None of those are easy, and yet all of them are the stuff of actual, real, lived-in relationships. And instead of thinking that "real Christians" can always work out those differences, maybe it's worth remembering that these two major leaders in the early church couldn't find a way to work out their differences on this issue. And it meant, in this case, that they did part company. Looking at our own lives and the messes we find ourselves in quite often, it is somehow comforting to know that God can still use us and love and hold on to us, even when we can't find a way to hold onto or work with each other. That reminds me in a humbling sort of way that God's ways and abilities are bigger than mine, and it also gives me hope when I can't find a way to restore a relationship I have struggled--and failed--to heal.

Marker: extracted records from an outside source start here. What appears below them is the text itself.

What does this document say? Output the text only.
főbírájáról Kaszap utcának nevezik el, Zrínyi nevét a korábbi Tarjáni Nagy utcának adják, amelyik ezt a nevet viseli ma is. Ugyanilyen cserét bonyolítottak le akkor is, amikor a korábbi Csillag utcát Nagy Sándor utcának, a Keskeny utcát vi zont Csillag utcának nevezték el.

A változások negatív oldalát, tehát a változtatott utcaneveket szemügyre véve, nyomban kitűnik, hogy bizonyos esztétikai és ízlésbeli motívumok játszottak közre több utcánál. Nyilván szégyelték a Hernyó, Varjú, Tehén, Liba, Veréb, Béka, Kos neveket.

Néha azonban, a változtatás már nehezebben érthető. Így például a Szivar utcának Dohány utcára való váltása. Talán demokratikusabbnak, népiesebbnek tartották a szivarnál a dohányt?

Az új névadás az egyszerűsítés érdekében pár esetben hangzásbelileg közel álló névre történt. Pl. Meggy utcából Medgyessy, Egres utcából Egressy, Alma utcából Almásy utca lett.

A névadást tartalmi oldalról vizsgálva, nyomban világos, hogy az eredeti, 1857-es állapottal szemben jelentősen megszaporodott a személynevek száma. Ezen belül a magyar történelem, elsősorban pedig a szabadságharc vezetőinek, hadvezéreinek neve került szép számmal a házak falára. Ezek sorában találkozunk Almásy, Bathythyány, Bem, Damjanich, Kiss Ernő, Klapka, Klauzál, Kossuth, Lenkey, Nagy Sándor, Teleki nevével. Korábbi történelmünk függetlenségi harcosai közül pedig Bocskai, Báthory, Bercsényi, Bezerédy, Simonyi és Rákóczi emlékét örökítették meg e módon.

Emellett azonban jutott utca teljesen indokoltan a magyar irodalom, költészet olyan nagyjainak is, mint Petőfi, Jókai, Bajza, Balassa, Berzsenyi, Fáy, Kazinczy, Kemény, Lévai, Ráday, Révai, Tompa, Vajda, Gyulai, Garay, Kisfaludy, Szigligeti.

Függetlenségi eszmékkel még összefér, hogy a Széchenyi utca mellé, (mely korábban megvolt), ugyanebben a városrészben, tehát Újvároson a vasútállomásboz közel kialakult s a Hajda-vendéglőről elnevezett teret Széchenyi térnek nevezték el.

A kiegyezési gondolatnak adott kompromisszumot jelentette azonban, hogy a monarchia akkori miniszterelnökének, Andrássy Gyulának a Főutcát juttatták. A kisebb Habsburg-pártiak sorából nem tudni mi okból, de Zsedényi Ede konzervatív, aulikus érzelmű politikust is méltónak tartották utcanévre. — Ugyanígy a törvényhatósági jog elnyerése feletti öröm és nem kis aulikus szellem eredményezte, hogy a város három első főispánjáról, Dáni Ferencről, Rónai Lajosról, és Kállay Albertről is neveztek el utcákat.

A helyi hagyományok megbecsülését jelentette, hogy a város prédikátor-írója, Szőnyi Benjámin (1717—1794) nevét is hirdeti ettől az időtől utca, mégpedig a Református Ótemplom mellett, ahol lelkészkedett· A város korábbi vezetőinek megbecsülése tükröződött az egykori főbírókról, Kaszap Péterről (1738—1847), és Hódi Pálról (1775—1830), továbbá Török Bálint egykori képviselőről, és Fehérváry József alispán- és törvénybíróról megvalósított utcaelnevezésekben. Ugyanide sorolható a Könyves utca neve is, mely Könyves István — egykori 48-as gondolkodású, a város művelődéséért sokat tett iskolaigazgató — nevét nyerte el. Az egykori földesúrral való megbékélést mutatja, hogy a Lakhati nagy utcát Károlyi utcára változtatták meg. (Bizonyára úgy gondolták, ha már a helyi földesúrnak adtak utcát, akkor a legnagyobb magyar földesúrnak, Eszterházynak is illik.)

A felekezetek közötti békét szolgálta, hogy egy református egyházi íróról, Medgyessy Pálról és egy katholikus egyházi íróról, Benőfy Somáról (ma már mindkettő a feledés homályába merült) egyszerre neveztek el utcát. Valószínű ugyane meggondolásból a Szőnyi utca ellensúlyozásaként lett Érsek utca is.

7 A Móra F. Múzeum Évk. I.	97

Paul and Barnabas' story doesn't give us permission to just give up on each other with a shrug, but it does remind me that the story of Jesus' people in Acts is the story rooted in the messiness, heartaches, and struggles of real life. Now, we don't know what ever happened to the friendship between Paul and Barnabas in the rest of their earthly lives--there's no story given to us in Acts where they eventually reconcile and make peace with one another. We never find out if Paul was really just jealous that Barnabas was spending so much time on John Mark, or if Barnabas was being too naïve about whether John Mark might flake out on them. What we do know is that even after the separation, God continued to bless each of them. Paul went on to at least a second and third missionary journey, bringing the Good News of Jesus to Europe and getting into a long list of wonderful, holy troublemaking. And Barnabas and John Mark surely did important work where they went as well. God didn't have to pick sides, even if Paul and Barnabas couldn't work thinking out themselves. And sometimes, that may be all we can say about our struggles in friendships, collegial relationships, and ministry: we sometimes find ourselves led in different directions from one another, and cannot "work things out"... and yet we trust that God remains with both of us--you on your path, and me on mine, too.
That might seem a slender hope to lean on, but it is a solid one--solid enough for today, at least.
Lord Jesus, hold us and those we struggle to relate to, and be present on both our paths.